Windows 8 pro is being offered by Microsoft at $40 (expected to be released in the fall of 2012), given that the customer has been using at least Windows XP. This applies to purchases made via windows.com and the offer is valid till 31 January 2013. But if you purchase the DVD package, be prepared to shell out $70 for the same.
In a blog post, Microsoft’s Brandon LeBlanc said that the intention was to make it very easy for users to upgrade to Windows 8. With this upgrade, Windows Media Center will be available free of cost.
His blog also stated:
- Customers with Windows 7 are eligible for upgrade from any consumer edition and can carry forward their settings, documents and other files, and also their applications.
- Those using Windows Vista can take everything except applications.
- Windows XP users cannot keep anything other than their personal files.
- Of course, everyone has the option to wipe the slate clean and start anew.
In a sense, it will be more of a ‘migration’ than an update.
If you purchase a PC with Windows 7 now, before Windows 8 is launched, then you can upgrade for just $15, but it’s better to wait, and get new hardware.
Microsoft’s hopes for the future are riding on Windows 8 and so it’s not surprising that they are pricing it low, as an enticement for customers.
When you upgrade to Windows 8 Pro through Windows.com, the process becomes easy thanks to the Windows 8 Upgrade Assistant. It walks you through the upgrade process: purchase, download and finally installation. It will ascertain if your PC is ready for Windows 8 and apprise you of any compatibility issues. This will help you do the necessary trouble shooting before the actual upgrading.
Windows 8 is majorly refurbished, with a new Metro Start Screen and a Windows Store where you can buy Metro style apps.

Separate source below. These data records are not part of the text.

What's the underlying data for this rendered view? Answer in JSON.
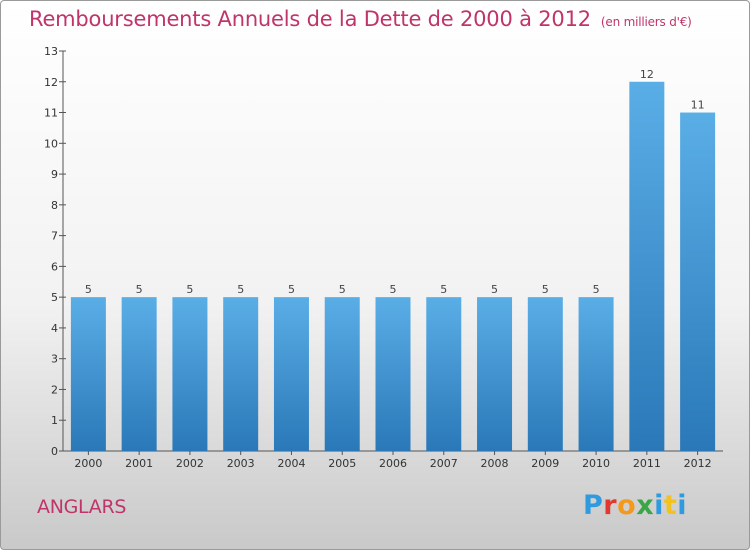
{
  "title": "Remboursements Annuels de la Dette de 2000 à 2012",
  "subtitle": "(en milliers d'€)",
  "commune": "ANGLARS",
  "logo": {
    "letters": [
      "P",
      "r",
      "o",
      "x",
      "i",
      "t",
      "i"
    ],
    "colors": [
      "#2e9be0",
      "#e03a2e",
      "#f29a1e",
      "#3aa648",
      "#2e9be0",
      "#f2c21e",
      "#2e9be0"
    ]
  },
  "colors": {
    "bar_top": "#5aaee6",
    "bar_bottom": "#2a78b8",
    "title": "#c0346a"
  },
  "chart_data": {
    "type": "bar",
    "categories": [
      "2000",
      "2001",
      "2002",
      "2003",
      "2004",
      "2005",
      "2006",
      "2007",
      "2008",
      "2009",
      "2010",
      "2011",
      "2012"
    ],
    "values": [
      5,
      5,
      5,
      5,
      5,
      5,
      5,
      5,
      5,
      5,
      5,
      12,
      11
    ],
    "data_labels": [
      "5",
      "5",
      "5",
      "5",
      "5",
      "5",
      "5",
      "5",
      "5",
      "5",
      "5",
      "12",
      "11"
    ],
    "y_ticks": [
      "0",
      "1",
      "2",
      "3",
      "4",
      "5",
      "6",
      "7",
      "8",
      "9",
      "10",
      "11",
      "12",
      "13"
    ],
    "ylim": [
      0,
      13
    ],
    "grid": false
  }
}
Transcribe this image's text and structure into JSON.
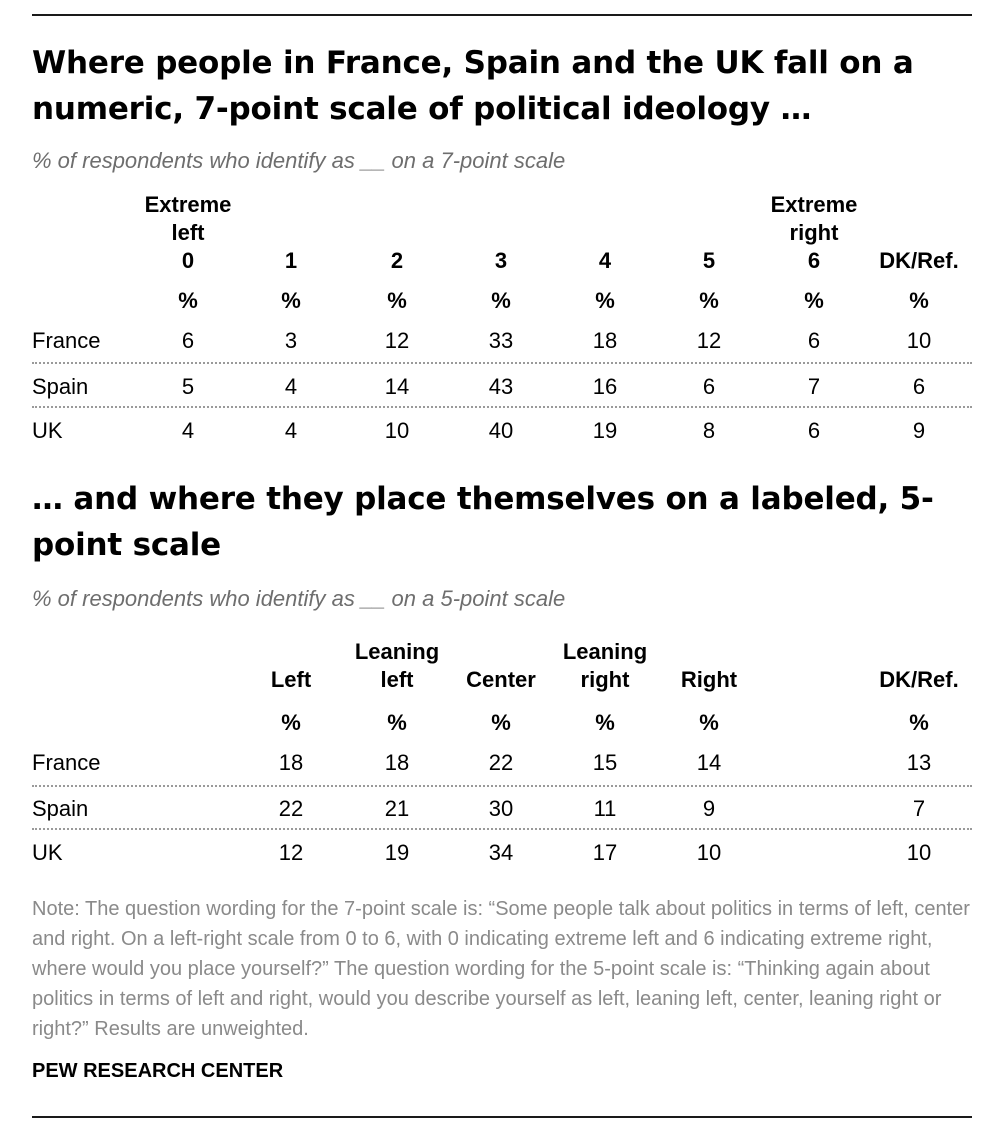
{
  "title1": "Where people in France, Spain and the UK fall on a numeric, 7-point scale of political ideology …",
  "subtitle1": "% of respondents who identify as __ on a 7-point scale",
  "title2": "… and where they place themselves on a labeled, 5-point scale",
  "subtitle2": "% of respondents who identify as __ on a 5-point scale",
  "chart_data": [
    {
      "type": "table",
      "columns": [
        "Extreme left 0",
        "1",
        "2",
        "3",
        "4",
        "5",
        "Extreme right 6",
        "DK/Ref."
      ],
      "header_lines": [
        [
          "Extreme",
          "left",
          "0"
        ],
        [
          "1"
        ],
        [
          "2"
        ],
        [
          "3"
        ],
        [
          "4"
        ],
        [
          "5"
        ],
        [
          "Extreme",
          "right",
          "6"
        ],
        [
          "DK/Ref."
        ]
      ],
      "unit_row": [
        "%",
        "%",
        "%",
        "%",
        "%",
        "%",
        "%",
        "%"
      ],
      "rows": [
        {
          "label": "France",
          "values": [
            6,
            3,
            12,
            33,
            18,
            12,
            6,
            10
          ]
        },
        {
          "label": "Spain",
          "values": [
            5,
            4,
            14,
            43,
            16,
            6,
            7,
            6
          ]
        },
        {
          "label": "UK",
          "values": [
            4,
            4,
            10,
            40,
            19,
            8,
            6,
            9
          ]
        }
      ]
    },
    {
      "type": "table",
      "columns": [
        "Left",
        "Leaning left",
        "Center",
        "Leaning right",
        "Right",
        "DK/Ref."
      ],
      "header_lines": [
        [
          "Left"
        ],
        [
          "Leaning",
          "left"
        ],
        [
          "Center"
        ],
        [
          "Leaning",
          "right"
        ],
        [
          "Right"
        ],
        [
          "DK/Ref."
        ]
      ],
      "unit_row": [
        "%",
        "%",
        "%",
        "%",
        "%",
        "%"
      ],
      "rows": [
        {
          "label": "France",
          "values": [
            18,
            18,
            22,
            15,
            14,
            13
          ]
        },
        {
          "label": "Spain",
          "values": [
            22,
            21,
            30,
            11,
            9,
            7
          ]
        },
        {
          "label": "UK",
          "values": [
            12,
            19,
            34,
            17,
            10,
            10
          ]
        }
      ]
    }
  ],
  "note": "Note: The question wording for the 7-point scale is: “Some people talk about politics in terms of left, center and right. On a left-right scale from 0 to 6, with 0 indicating extreme left and 6 indicating extreme right, where would you place yourself?”  The question wording for the 5-point scale is: “Thinking again about politics in terms of left and right, would you describe yourself as left, leaning left, center, leaning right or right?” Results are unweighted.",
  "source": "PEW RESEARCH CENTER"
}
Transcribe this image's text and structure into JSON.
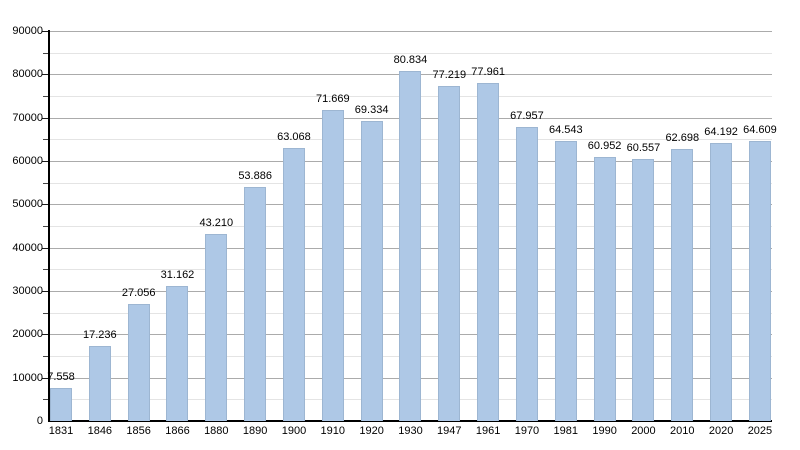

Here are some of the main features of Windows 8 Pro:
- Bit Locker and Bit Locker to Go: these are strong encryption features, and are especially helpful for portable devices.
- Domain Join and Group Policy: These features are extremely helpful for system administrators and will simplify the management of a Windows environment.
- Boot from VHD: you can create a virtual hard disk and eliminate the hassle of dual booting.
- Client Hyper V is a full strength hypervisor which lets you spin up a Windows domain controller or web server in seconds.
- Remote Desktop and Encryption of Files continues in Windows 8, carried forward from the earlier versions.
But this radical reinvention might intimidate many users; also most people don’t bother upgrading their operating systems until they change their computers, no matter how good or attractive the new one is.